From the Irish case we can understand how difficult is to reform a political system and I am sure that many of us, will find a lot of similarities between Ireland and our own countries. Especially when we are examining the case of countries like Greece, that has been through very similar transformations and political traditions over their very short modern history.

When your country's elites form a "national" consensus that all of us must accept in order to feel that we belong in a collective "national" culture and mentality, is it possible to break free and form our own? How easy is to criticize the current establishment and what actions can we take to push for reforms, when we are against a very old, established and well functioning political system that is influenced or controlled by global elites?

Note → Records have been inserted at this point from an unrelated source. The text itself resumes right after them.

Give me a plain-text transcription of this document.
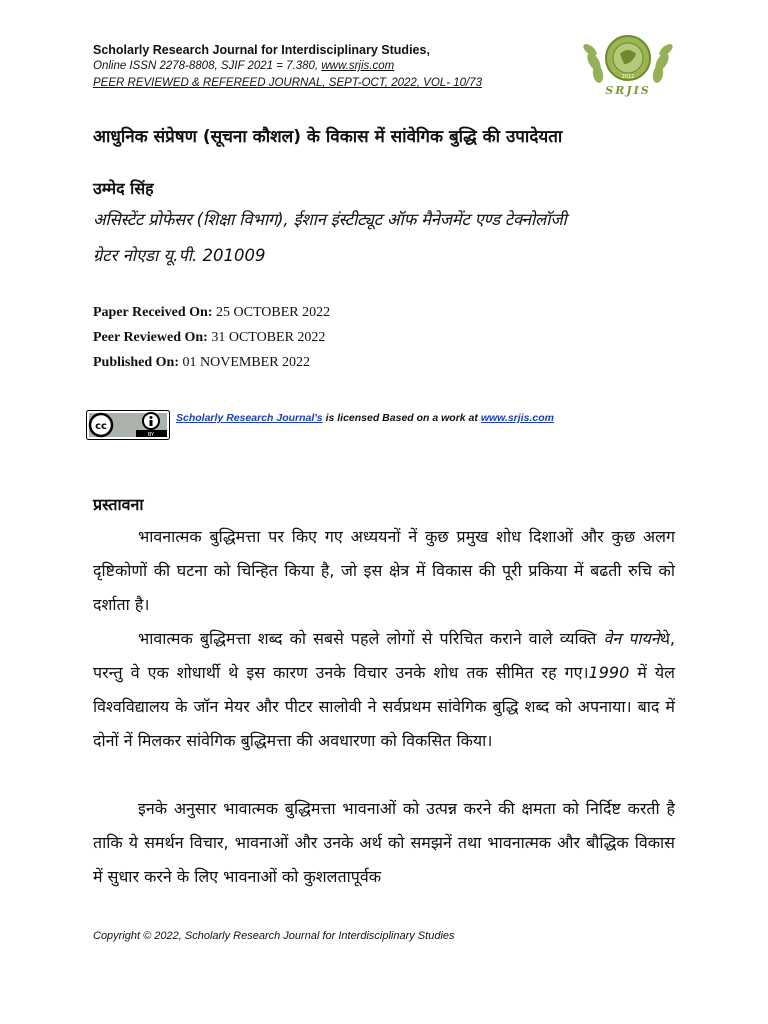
Scholarly Research Journal for Interdisciplinary Studies,
Online ISSN 2278-8808, SJIF 2021 = 7.380, www.srjis.com
PEER REVIEWED & REFEREED JOURNAL, SEPT-OCT, 2022, VOL- 10/73	2012
SRJIS
आधुनिक संप्रेषण (सूचना कौशल) के विकास में सांवेगिक बुद्धि की उपादेयता
उम्मेद सिंह
असिस्टेंट प्रोफेसर (शिक्षा विभाग), ईशान इंस्टीट्यूट ऑफ मैनेजमेंट एण्ड टेक्नोलॉजी
ग्रेटर नोएडा यू.पी. 201009
Paper Received On: 25 OCTOBER 2022
Peer Reviewed On: 31 OCTOBER 2022
Published On: 01 NOVEMBER 2022
cc
BY
Scholarly Research Journal's is licensed Based on a work at www.srjis.com
प्रस्तावना
भावनात्मक बुद्धिमत्ता पर किए गए अध्ययनों नें कुछ प्रमुख शोध दिशाओं और कुछ अलग दृष्टिकोणों की घटना को चिन्हित किया है, जो इस क्षेत्र में विकास की पूरी प्रकिया में बढती रुचि को दर्शाता है।
भावात्मक बुद्धिमत्ता शब्द को सबसे पहले लोगों से परिचित कराने वाले व्यक्ति वेन पायनेथे, परन्तु वे एक शोधार्थी थे इस कारण उनके विचार उनके शोध तक सीमित रह गए।1990 में येल विश्वविद्यालय के जॉन मेयर और पीटर सालोवी ने सर्वप्रथम सांवेगिक बुद्धि शब्द को अपनाया। बाद में दोनों नें मिलकर सांवेगिक बुद्धिमत्ता की अवधारणा को विकसित किया।
इनके अनुसार भावात्मक बुद्धिमत्ता भावनाओं को उत्पन्न करने की क्षमता को निर्दिष्ट करती है ताकि ये समर्थन विचार, भावनाओं और उनके अर्थ को समझनें तथा भावनात्मक और बौद्धिक विकास में सुधार करने के लिए भावनाओं को कुशलतापूर्वक
Copyright © 2022, Scholarly Research Journal for Interdisciplinary Studies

The only way is to study our nation's history with an open mind and explore the role of all actors that are, or have been involved in the past, inevitably forming our national and political conscience of today. But without a proper educational system that will allow and encourage this, or a platform that citizens can come together and discuss politics openly, this seems impossible.

If we do not change the way we think of or get involved in politics, our communities won't change. If our communities can't change, then our countries won't change either and so is Europe, or the way the whole world is shaped and develops. And that makes us accomplices of the current political reality.

The above article was written based on notes of the various publications by Dr. Mary Murphy and Prof. Peadar Kirby, that I read while studying politics as part of my journalism studies.